The World Forum for Proximity of Islamic Schools of Thought
- Formation: 1990
- Founder: Ali Khamenei
- Purpose: Proximity of Islamic Schools of Thought
- Location: Tehran, Iran;
- Official language: Persian, Arabic, English
- Leader: Hamid Shahriari
- Website: http://www.taghrib.com/

= The World Forum for Proximity of Islamic Schools of Thought =

The World Forum for Proximity of Islamic Schools of Thought (WFPIST) as well as Tehran's Ecumenical Society (مجمع جهانی تقریب مذاهب اسلامی) is a forum established in October 1990 by order of Ayatollah Seyed Ali Khamenei in Tehran for the reconciliation between different Islamic schools and branches.

==Background of the establishment==

Islamic scholars from various schools have worked to bring unity between the different branches of Islam. For instance, Iranian scholar Sheikh Mohamad Taqi Qomi emigrated to Egypt in the mid-twentieth century. There he established a forum in Cairo that was named jam'iyyat al-tagrib bayn al-madhahib al-islamiyya (دارالتقریب بین المذاهب الاسلامیة بالقاهره) in 1948. A number of scholars of Al-Azhar and some Egyptian politicians supported this forum and its secretary general Sheikh Qomi. Another attempt to achieve proximity between different schools of Islam was the publication of Risalat al-Islam Magazine (مجلة رسالة الاسلام) by jam'iyyat al-tagrib bayn al-madhahib al-islamiyya in Cairo. Then in 1990, Ayatollah Khamenei founded The World Forum for Proximity of Islamic Schools of Thought in Tehran.

==Schools recognized by the Forum==
This world forum recognizes these Islamic Sects: The Hanafi, Shafi'i, Maliki and Hanbali from Sunnis Sects, Twelver and Zaidiyyah from Shias Sects. Also, this forum recognizes Ibadi.

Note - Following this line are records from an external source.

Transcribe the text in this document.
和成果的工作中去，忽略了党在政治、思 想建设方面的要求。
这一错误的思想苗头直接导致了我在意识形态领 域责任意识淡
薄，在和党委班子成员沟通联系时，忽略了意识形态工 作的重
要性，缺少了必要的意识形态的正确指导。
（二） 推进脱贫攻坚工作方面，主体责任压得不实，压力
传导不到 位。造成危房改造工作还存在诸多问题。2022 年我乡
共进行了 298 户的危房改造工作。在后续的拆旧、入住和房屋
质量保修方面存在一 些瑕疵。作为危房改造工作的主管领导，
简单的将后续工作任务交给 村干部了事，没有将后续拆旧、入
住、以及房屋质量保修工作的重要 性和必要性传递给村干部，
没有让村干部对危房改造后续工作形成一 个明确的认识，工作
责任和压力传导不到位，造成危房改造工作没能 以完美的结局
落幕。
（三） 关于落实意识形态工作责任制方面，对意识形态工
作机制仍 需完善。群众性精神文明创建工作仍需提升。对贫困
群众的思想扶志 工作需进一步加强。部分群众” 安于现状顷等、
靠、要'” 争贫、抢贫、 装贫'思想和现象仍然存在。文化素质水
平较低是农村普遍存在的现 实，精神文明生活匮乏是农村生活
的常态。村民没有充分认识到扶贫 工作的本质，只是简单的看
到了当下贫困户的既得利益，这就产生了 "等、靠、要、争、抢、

==Activities of the Forum==

===Conferences===

The annual international conference is held every year during the Islamic Unity Week. So far, twenty-five Islamic Unity conferences are held by forum. The last annual conference was held on January 7 to 10 2015. Sixty-nine countries attend this conference.
Except annual conferences, many conferences are held by forum for specific ceremonies. For example Holding the commemoration for Ayatollah Muhammad Baqir al-Sadr in April 2015.

===Publications===

====Books====
The forum publishes books in three main subjects:
- Charters of Conferences of Islamic unity;
- Writings of the Center for Scientific Research of Forum;
- Approved books in Book Council.

====Journals====
- Risalat al-Taqrib (رسالة التقریب): This magazine is published every two months in Arabic;
- Thought of Proximity (اندیشه تقریب): This journal is published quarterly in Persian;
- Courier of Proximity (پیک تقریب): This indoor journal is published monthly about forum's news;
- Risalat al-Islam: After stop publishing of Risalat al-Islam in Cairo, for importance of that, the forum in association with Astan Quds Razavi republished that magazine;
- Islam from the West viewpoint (اسلام در نگاه غرب): This journal is published for introduction and review and critique of latest English books by topic anti-Islam unity.

==Goals==
According to its statute, the forum has the following objectives:
- Working to restore and expand Islamic culture while defending the Quran and Sunnah.
- Aiming to build familiarity and deeper understanding among scholars, elites, and leaders of Islamic societies; especially in matters of belief and Islamic law (Fiqh), particularly in cultural and political areas.
- Working to bring Islamic viewpoints closer together and inform Muslims about the efforts of Enemies of Islam to create divisions the followers of different Islamic schools.
- Aiming to solve misunderstandings and conflicts between Muslims of different sects.
- Striving to strengthen and expand the practice of Ijtihad.
- Aiming to align efforts and build a united front against the propaganda and cultural attacks from enemies of Islam.

==Hierarchical structure==
===General Assembly===
The members of General Assembly are chosen by the Supreme Council for a period of six years. These include scholars, thinkers and Islamic religious leaders from around the world. The assembly is held every two years.

===Supreme Council===
According its statute, members of Supreme Council are chosen by Vali-e-Faqih for six years.

===President===
Its president is chosen by majority vote. The first president of forum was Ayatollah Mohammad Baqir al-Hakim. Ayatollah Mohammad-Ali Taskhiri is the current forum president.

===General Secretary===
According to the forum's statute, the General Secretary has the highest executive status in the forum. Vali-e-Faqih elects General Secretary among the candidates who are nominated by Supreme Council, for a period of four years. The Secretary General is a member of the Supreme Council. The first General Secretary was Ayatollah Taskhiri. Ayatollah Mohsen Araki is currently the General Secretary of forum.